Sunday, December 20, 2009

God is Love



Five years ago I found myself facing the worst depression of my life.  I felt utterly alone and heartbroken.  I felt misunderstood and taken for granted.  I had faith in nothing.

What is it with creative people and depression?  You hear about it all the time.  The most creative contibuters of music, poetry and art are often the most tortured by inner demons.  To add to my creativity I'm also a lefty which is said to mean I have above average intelligence.  Often people with above average intelligence suffer from severe bouts of depression.  Why IS that?  Can only the dim-witted be truly happy?  Perhaps.  Ignorance is bliss.

Anyway, five years ago I found myself in my kitchen with tears of doubt and frustration streaming down my face.  The existential dilemma loomed over me like a storm.  All the saddness and disappointment in the world at large and in my own personal world crashed in on me like a violent tsunami.

As I cried I emptied my dishwasher.  As I cried I emptied my dishwasher and I prayed. I prayed that I might not feel so alone.  I prayed that my broken heart would mend.  I prayed that the pain would stop.  I prayed for the darkness to vanish.  I prayed for the strength to smile for my children.  Smiling was an effort.

I prayed so fervently I did not notice my eighteen-month old son at my feet.  The tears in my eyes prevented me from seeing the sharp knife he had extracted from the open dishwasher.  The blackness of my heart blocked him from my view as he pointed the knife directly at his eye and toddled away.

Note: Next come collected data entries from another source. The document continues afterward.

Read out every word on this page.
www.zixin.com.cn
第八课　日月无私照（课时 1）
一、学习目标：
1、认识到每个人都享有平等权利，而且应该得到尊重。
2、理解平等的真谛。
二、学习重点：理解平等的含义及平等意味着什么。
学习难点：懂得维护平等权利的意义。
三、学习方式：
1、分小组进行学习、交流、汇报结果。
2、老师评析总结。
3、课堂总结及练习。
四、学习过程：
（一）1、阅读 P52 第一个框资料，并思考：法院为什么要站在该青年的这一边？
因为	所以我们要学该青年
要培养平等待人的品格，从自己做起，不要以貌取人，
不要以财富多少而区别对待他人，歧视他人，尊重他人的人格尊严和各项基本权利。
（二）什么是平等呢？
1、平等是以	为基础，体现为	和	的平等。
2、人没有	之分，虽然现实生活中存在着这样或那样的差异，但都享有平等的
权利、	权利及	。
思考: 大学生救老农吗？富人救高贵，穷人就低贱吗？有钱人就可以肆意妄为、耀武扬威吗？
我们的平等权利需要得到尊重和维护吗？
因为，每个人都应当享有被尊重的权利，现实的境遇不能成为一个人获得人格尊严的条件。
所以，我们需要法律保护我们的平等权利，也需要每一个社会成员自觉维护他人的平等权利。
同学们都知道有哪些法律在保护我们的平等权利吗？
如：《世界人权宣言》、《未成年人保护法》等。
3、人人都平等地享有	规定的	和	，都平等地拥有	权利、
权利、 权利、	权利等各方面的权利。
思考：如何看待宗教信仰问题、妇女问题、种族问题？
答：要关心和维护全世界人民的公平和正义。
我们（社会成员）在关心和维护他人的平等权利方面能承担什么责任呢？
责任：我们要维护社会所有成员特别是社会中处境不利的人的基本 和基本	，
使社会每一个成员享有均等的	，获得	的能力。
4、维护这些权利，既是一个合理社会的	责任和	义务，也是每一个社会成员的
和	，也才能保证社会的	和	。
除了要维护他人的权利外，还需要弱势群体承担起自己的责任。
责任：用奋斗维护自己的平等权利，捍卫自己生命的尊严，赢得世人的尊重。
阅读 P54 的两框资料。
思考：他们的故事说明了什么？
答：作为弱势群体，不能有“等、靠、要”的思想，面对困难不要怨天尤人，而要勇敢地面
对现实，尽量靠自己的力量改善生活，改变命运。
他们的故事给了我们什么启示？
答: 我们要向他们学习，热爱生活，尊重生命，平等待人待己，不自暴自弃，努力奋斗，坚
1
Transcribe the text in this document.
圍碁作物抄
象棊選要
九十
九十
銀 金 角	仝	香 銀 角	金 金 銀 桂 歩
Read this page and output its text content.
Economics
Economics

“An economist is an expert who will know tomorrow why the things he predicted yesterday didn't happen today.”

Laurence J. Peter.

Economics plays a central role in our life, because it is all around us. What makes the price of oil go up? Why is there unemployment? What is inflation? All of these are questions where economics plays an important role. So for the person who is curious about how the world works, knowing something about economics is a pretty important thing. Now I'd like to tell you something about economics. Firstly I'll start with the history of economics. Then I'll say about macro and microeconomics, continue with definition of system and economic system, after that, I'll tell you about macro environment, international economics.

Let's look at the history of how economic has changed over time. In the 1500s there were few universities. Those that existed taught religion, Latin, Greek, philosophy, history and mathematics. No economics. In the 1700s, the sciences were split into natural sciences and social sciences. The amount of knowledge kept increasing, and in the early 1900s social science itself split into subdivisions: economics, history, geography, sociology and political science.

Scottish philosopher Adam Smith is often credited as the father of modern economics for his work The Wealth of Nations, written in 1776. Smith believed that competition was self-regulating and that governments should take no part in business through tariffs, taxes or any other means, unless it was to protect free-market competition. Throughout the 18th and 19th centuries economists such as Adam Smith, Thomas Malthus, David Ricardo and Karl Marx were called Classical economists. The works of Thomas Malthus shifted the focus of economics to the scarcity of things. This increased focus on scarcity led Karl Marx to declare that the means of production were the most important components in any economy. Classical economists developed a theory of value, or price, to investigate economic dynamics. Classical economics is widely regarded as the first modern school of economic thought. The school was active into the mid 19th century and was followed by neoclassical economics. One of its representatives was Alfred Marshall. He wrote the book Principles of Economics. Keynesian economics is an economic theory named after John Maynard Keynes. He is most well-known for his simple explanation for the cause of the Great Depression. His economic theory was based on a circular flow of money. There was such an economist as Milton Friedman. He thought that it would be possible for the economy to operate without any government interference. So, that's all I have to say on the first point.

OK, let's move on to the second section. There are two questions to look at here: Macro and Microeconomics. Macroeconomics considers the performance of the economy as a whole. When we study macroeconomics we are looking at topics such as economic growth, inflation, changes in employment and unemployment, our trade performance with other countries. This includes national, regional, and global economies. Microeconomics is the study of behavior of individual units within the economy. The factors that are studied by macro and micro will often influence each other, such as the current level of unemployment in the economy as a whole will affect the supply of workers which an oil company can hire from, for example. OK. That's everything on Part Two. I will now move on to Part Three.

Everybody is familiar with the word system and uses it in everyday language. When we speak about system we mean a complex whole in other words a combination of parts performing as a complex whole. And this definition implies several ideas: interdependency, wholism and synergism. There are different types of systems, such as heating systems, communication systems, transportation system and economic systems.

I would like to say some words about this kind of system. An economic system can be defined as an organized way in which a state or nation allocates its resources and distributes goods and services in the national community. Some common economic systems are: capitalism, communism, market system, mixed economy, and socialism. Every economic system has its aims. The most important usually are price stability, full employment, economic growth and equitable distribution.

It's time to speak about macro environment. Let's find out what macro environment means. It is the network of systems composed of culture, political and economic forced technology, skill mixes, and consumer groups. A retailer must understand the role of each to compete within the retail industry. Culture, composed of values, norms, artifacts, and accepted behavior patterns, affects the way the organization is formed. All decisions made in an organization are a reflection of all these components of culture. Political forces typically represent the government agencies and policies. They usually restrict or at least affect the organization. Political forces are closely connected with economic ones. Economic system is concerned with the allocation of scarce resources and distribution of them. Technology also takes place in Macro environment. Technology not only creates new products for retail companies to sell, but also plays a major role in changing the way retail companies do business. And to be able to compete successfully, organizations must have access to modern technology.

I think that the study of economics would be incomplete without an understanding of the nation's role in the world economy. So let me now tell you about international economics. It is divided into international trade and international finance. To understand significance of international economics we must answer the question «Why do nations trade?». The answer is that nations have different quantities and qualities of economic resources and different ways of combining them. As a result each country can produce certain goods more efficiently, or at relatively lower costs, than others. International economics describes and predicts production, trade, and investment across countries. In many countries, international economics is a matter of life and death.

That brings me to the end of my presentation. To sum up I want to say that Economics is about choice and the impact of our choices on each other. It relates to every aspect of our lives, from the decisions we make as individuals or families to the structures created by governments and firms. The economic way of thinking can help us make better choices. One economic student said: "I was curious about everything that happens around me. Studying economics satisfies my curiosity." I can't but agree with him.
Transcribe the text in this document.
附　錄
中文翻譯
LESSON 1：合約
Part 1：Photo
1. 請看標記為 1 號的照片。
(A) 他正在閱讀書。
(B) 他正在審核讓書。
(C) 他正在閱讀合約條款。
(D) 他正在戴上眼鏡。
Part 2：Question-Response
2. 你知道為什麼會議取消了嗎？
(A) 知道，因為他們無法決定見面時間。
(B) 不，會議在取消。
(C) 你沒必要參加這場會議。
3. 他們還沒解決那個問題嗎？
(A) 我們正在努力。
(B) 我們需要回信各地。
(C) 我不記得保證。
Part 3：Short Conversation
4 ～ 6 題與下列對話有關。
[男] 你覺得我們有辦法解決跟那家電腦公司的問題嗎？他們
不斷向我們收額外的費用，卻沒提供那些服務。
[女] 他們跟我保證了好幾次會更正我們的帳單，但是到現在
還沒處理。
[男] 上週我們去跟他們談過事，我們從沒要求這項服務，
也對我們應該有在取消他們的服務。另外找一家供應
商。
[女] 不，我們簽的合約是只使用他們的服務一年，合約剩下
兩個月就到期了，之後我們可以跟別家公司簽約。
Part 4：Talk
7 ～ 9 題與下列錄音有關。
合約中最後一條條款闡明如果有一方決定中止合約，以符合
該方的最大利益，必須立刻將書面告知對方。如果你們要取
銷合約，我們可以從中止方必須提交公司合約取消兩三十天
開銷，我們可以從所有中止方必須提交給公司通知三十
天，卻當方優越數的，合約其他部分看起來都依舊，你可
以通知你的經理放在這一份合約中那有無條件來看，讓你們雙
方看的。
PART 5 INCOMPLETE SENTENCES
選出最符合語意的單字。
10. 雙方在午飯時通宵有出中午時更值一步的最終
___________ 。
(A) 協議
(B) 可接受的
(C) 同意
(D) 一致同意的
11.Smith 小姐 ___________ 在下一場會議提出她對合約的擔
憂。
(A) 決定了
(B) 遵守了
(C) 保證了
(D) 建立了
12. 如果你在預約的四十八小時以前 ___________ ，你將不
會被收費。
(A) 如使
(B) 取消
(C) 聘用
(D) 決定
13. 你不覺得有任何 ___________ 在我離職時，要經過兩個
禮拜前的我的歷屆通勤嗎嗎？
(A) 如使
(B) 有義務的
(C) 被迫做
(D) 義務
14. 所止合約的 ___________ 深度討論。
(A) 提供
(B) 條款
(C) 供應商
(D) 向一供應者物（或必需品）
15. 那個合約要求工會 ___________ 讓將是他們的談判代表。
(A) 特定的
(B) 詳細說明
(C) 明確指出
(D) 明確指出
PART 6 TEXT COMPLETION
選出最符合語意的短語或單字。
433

I was jolted from my prayer by the sudden blare of the fire alarm.  I spun around to find not a fire or even smoke.  Instead I saw my baby running with an enormous knife.  He giggled and thought it was a game as I deflty flew over my couch and dove toward him.  I snatched the knife from his hand immediatly before he lost his balance and fell on his face. 

The fire alarm stopped.

The fire alarm had never gone off before and it never went off again while we lived in that house.  What happened?  Why would I be shaken from my sorrow in time to prevent my son's untimely death?

I suppose some might say it was a coincidence. 

I happen to believe it was a miracle.  I happen to believe in my darkest hour I was shown I am not alone.  I often have to remind myself of that fact. 

I don't care what religion you subscribe to.  I don't care if you think religion as a whole is crap.  You're not alone on this Earth.

We are each loved and watched over by a Supreme Being.  I call Him my Heavenly Father.  Other cultures have other names for Him.

Love is the most powerful force in the Universe.

In his  Divine Comedy, Dante came face to face with God.  He wrote God was l'amor che move il sole e l'altre stelle...
      "The love that moves the sun and the other stars"...

God is LOVE.

God moves the Sun and the other stars and He moves me.  When I feel the most alone, misunderstood and unloved I turn to Him.  No one loves me more.  I can feel it.  No one understands my heart as He does.  I can feel it.  I am never alone.